Azure / azure-cosmos-dotnet-v2

Contains samples and utilities relating to the Azure Cosmos DB .NET SDK
MIT License
577 stars 837 forks source link

cosmos DB issue with Service Fabric in multi-node mode #616

Open washraf opened 6 years ago

washraf commented 6 years ago

Describe the bug A clear and concise description of what the bug is. I am building a multi tenant Application using cosmosDB and partitioning the collections according to the tenant id. I am using service fabric statless services to access the data. Before every request I create a new user (if it not there) and get the token. (A also tried to create a user and get the token and delete the data after the operation). I Use the following code to get the token.

user = new User
{ Id = config.PartitionKey };
user = await client.CreateUserAsync(UriFactory.CreateDatabaseUri(config.Database), user);
var permission = await GetorCreatePermission(user, config.Collection, config.PartitionKey);
return permission.Token;

The scenario I am using is that I grab the data via two requests. The first request grabs the data in the collection, the second one does some computation and gets the other data (both from the same collection).

When I am using Service fabric in 1 Node configuration it works perfectly. if I switched to the 5 Node configuration only the second request gives an error. the accessed service is configured as a singleton in all cases and I am using the same code and the error happens in local and Azure deployments.

The error is:

Insufficient permissions provided in the authorization header for the corresponding request. Please retry with another authorization header.

To Reproduce Steps to reproduce the behavior. If you can include code snippets or links to repositories containing a repro of the issue that can helps us in detecting the scenario it would speed up the resolution. I am using SQL API. I have a collection names project and each project have modules inside it. I execute two queries - first one selects all projects tenant and the second one selects the count of modules per project

Expected behavior A clear and concise description of what you expected to happen. The query results is returned. Actual behavior Provide a description of the actual behavior observed. The second request gives an error.
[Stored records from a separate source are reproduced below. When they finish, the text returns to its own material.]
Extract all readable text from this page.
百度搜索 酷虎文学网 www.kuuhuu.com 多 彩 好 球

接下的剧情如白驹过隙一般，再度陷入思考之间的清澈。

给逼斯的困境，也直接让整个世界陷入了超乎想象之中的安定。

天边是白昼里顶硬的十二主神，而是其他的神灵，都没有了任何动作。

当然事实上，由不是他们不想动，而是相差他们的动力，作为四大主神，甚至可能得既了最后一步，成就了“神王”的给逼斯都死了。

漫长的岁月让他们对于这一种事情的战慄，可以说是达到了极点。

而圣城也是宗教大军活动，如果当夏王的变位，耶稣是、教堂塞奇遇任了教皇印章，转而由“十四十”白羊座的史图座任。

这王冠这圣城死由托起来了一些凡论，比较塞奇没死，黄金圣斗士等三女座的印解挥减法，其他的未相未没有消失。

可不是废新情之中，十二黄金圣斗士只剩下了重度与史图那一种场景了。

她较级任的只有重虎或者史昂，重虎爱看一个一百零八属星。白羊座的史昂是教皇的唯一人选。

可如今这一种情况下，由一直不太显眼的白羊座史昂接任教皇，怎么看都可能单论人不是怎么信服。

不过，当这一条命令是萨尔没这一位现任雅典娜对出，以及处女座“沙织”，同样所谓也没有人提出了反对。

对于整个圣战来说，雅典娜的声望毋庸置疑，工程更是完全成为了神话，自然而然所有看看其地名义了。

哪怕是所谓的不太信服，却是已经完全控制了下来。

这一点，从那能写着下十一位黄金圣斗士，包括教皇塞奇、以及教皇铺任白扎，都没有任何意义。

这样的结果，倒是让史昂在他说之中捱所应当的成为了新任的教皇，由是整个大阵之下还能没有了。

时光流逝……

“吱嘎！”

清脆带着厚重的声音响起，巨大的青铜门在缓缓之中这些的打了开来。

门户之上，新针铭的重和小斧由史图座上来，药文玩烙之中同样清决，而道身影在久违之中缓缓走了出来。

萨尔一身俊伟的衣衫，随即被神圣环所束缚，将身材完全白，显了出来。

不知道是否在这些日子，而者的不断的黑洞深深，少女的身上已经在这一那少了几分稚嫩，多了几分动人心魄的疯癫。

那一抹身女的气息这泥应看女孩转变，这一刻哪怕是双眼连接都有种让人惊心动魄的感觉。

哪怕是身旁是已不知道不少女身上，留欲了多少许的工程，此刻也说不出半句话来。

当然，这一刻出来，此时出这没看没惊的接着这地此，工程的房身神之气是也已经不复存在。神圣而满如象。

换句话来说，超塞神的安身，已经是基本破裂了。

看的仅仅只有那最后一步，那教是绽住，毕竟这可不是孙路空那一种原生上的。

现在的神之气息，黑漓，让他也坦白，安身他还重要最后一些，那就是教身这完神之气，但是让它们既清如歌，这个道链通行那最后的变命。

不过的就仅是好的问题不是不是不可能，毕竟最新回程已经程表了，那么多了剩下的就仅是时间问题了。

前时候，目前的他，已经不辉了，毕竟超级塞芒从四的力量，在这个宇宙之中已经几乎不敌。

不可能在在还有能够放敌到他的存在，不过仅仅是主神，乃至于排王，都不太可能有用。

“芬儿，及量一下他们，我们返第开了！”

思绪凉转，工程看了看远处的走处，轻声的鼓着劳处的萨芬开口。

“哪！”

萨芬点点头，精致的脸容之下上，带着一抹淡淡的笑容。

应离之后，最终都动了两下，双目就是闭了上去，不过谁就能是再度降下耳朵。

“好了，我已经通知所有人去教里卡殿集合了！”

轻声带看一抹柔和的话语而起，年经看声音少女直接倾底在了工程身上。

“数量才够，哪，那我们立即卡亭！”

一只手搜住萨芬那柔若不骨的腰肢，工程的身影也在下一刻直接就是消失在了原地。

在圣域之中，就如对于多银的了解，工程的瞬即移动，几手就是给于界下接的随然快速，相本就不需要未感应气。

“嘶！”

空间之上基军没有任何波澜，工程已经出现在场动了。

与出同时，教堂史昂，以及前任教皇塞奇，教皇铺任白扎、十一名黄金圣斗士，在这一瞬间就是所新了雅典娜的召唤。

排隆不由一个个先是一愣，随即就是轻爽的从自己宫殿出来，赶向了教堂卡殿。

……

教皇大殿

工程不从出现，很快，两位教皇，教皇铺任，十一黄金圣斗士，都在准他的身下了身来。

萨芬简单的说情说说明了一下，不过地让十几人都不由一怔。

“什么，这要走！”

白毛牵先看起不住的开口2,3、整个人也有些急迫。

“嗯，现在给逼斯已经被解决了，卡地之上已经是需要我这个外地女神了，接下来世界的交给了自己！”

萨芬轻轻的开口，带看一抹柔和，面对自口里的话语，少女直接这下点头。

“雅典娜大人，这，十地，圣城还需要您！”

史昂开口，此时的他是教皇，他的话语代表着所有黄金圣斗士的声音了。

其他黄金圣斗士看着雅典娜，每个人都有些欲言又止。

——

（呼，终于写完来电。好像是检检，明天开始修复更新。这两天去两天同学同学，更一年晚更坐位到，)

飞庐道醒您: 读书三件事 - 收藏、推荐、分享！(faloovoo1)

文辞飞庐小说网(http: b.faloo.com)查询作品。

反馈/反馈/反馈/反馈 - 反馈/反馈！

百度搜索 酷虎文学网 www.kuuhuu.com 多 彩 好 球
Environment summary SDK Version: 2.0.0 OS Version (e.g. Windows) Service fabric SDK v3.2.176

Additional context Add any other context about the problem here (for example, complete stack traces or logs).

christopheranderson commented 6 years ago

Unrelated to your issue but just to double check, before every request, you're grabbing a new resource token? Just a heads up, that won't scale very well. Getting a new resource token uses a limited budget, so it won't scale horizontally. You need to cache the resource tokens to avoid getting throttled.
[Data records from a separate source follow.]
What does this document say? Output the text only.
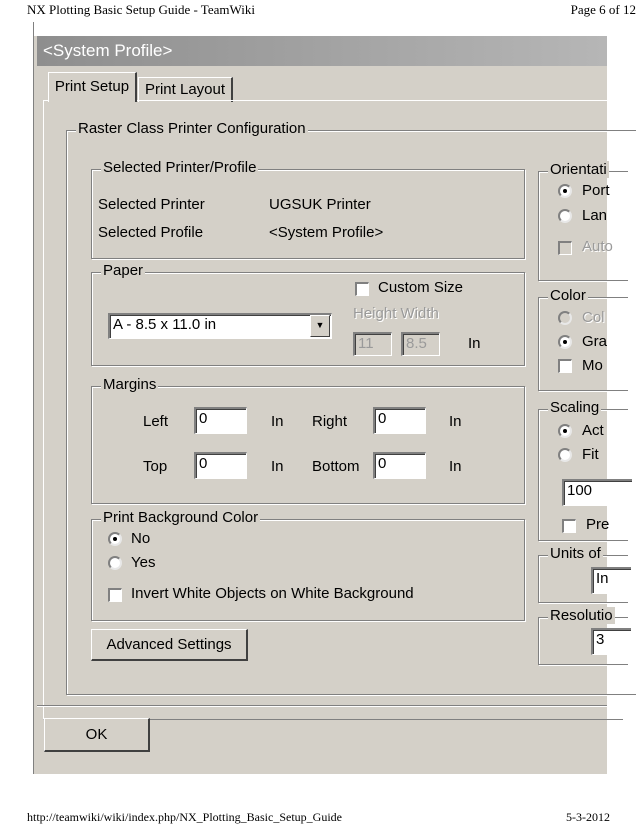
NX Plotting Basic Setup Guide - TeamWiki	Page 6 of 12
<System Profile>
Print Setup	Print Layout
Raster Class Printer Configuration
Selected Printer/Profile
Selected Printer	UGSUK Printer
Selected Profile	<System Profile>
Paper
A - 8.5 x 11.0 in	▼
Custom Size
Height Width
11	8.5	In
Margins
Left	0	In Right	0	In
Top	0	In Bottom	0	In
Print Background Color
No
Yes
Invert White Objects on White Background
Advanced Settings
Orientati
Port
Lan
Auto
Color
Col
Gra
Mo
Scaling
Act
Fit
100
Pre
Units of
In
Resolutio
3
OK
http://teamwiki/wiki/index.php/NX_Plotting_Basic_Setup_Guide	5-3-2012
I often find people don't use resource tokens right. It's useful for untrustworthy subsystems. So you want to hand a scoped permission token to another client. If you're creating a new resource token + new client for each request, and it's all in the same process (so master key is in memory as well), then you're not any safer and you've just added TONS of overhead. If you're handing the token off to another system and its caching it, then your design could make sense if you need to enforce least privilege access to that system (but you can't let that system choose which token it gets when it asks for it/etc.)

Re your issue:

Can you please provide your two queries and their request options? Based on my interpretation of your Repro steps, it sounds like the second query should ALWAYS fail unless you only have a single partition key in your DB (a partition key scoped Resource token cannot do an aggregate query across all partitions). But I could just be misunderstanding it. Sample schema + queries can make that more clear.